AI-Hypercomputer · jack8558 · Oct 10, 2025 · Oct 13, 2025 · Oct 13, 2025 · Oct 15, 2025
diff --git a/torchprime/experimental/benchmark/hf_model.py b/torchprime/experimental/benchmark/hf_model.py
@@ -0,0 +1,81 @@
+from typing import Any
+
+import torch
+from transformers.models.llama import modeling_llama
+from transformers.models.qwen3 import modeling_qwen3
+
+
+def get_llama3_model(torch_dtype: torch.dtype):
+  """Returns the Llama3.2 1B model."""
+  config = modeling_llama.LlamaConfig(
+      attention_bias=False,
+      attention_dropout=0.0,
+      bos_token_id=128000,
+      eos_token_id=128001,
+      head_dim=64,
+      hidden_act="silu",
+      hidden_size=2048,
+      initializer_range=0.02,
+      intermediate_size=8192,
+      max_position_embeddings=131072,
+      mlp_bias=False,
+      num_attention_heads=32,
+      num_hidden_layers=16,
+      num_key_value_heads=8,
+      rms_norm_eps=1e-05,
+      rope_scaling={
+          "factor": 32.0,
+          "high_freq_factor": 4.0,
+          "low_freq_factor": 1.0,
+          "original_max_position_embeddings": 8192,
+          "rope_type": "llama3",
+      },
+      rope_theta=500000.0,
+      tie_word_embeddings=True,
+      use_cache=True,
+      vocab_size=128256,
+      _attn_implementation="eager",
+  )
+  model = modeling_llama.LlamaForCausalLM(config).to(torch_dtype)
+  return model
+
+
+def get_qwen3_model(torch_dtype: torch.dtype):
+  """Returns the Qwen3 1.7B model."""
+  config = modeling_qwen3.Qwen3Config(
+      attention_bias=False,
+      attention_dropout=0.0,
+      bos_token_id=151643,
+      eos_token_id=151645,
+      head_dim=128,
+      hidden_act="silu",
+      hidden_size=2048,
+      initializer_range=0.02,
+      intermediate_size=6144,
+      max_position_embeddings=40960,
+      max_window_layers=28,
+      num_attention_heads=16,
+      num_hidden_layers=28,
+      num_key_value_heads=8,
+      rms_norm_eps=1e-06,
+      rope_scaling=None,
+      rope_theta=1000000,
+      sliding_window=None,
+      tie_word_embeddings=True,
+      use_cache=True,
+      use_sliding_window=False,
+      vocab_size=151936,
+      _attn_implementation="eager",
+  )
+  model = modeling_qwen3.Qwen3ForCausalLM(config).to(torch_dtype)
+  return model
+
+
+def get_model(model_name: str, dtype: torch.dtype) -> Any:
+  match model_name:
+    case "llama3.2-1B":
+      return get_llama3_model(dtype)
+    case "qwen3-1.7B":
+      return get_qwen3_model(dtype)
+    case _:
+      raise ValueError(f"Unsupported model: {model_name}")
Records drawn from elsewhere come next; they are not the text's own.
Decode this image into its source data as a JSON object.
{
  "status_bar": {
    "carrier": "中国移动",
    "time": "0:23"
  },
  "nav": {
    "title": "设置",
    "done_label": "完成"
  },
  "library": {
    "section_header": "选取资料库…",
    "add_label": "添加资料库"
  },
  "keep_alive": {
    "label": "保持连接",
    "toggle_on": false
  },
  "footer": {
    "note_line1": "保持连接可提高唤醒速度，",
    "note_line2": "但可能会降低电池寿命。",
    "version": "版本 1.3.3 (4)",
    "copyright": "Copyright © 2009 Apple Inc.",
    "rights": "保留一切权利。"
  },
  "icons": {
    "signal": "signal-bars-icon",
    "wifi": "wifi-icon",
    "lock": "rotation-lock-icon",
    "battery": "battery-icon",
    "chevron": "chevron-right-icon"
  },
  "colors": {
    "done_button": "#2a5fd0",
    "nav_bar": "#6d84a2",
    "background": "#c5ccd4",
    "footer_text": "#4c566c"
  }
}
diff --git a/torchprime/experimental/benchmark/hf_models_forward.py b/torchprime/experimental/benchmark/hf_models_forward.py
@@ -0,0 +1,110 @@
+import argparse
+import os
+import time
+from typing import Any
+
+import numpy as np
+import torch
+import torch_xla
+import torch_xla.core.xla_model as xm
+
+from torchprime.experimental.benchmark.hf_model import get_model
+
+
+def main(args):
+  # --- Configuration ---
+  dtype_map = {"bfloat16": torch.bfloat16, "float32": torch.float32}
+  torch_dtype = dtype_map[args.dtype]
+
+  # It's good practice to define the device first.
+  device = torch_xla.device()
+
+  # Create the model on CPU first
+  model_cpu = get_model(args.model_name, torch_dtype)
+  config = model_cpu.config
+  model_cpu.eval()  # Set to evaluation mode
+
+  # Move model to the XLA device.
+  model_tpu = model_cpu.to(device)
+
+  # Create dummy input_ids and move to the XLA device.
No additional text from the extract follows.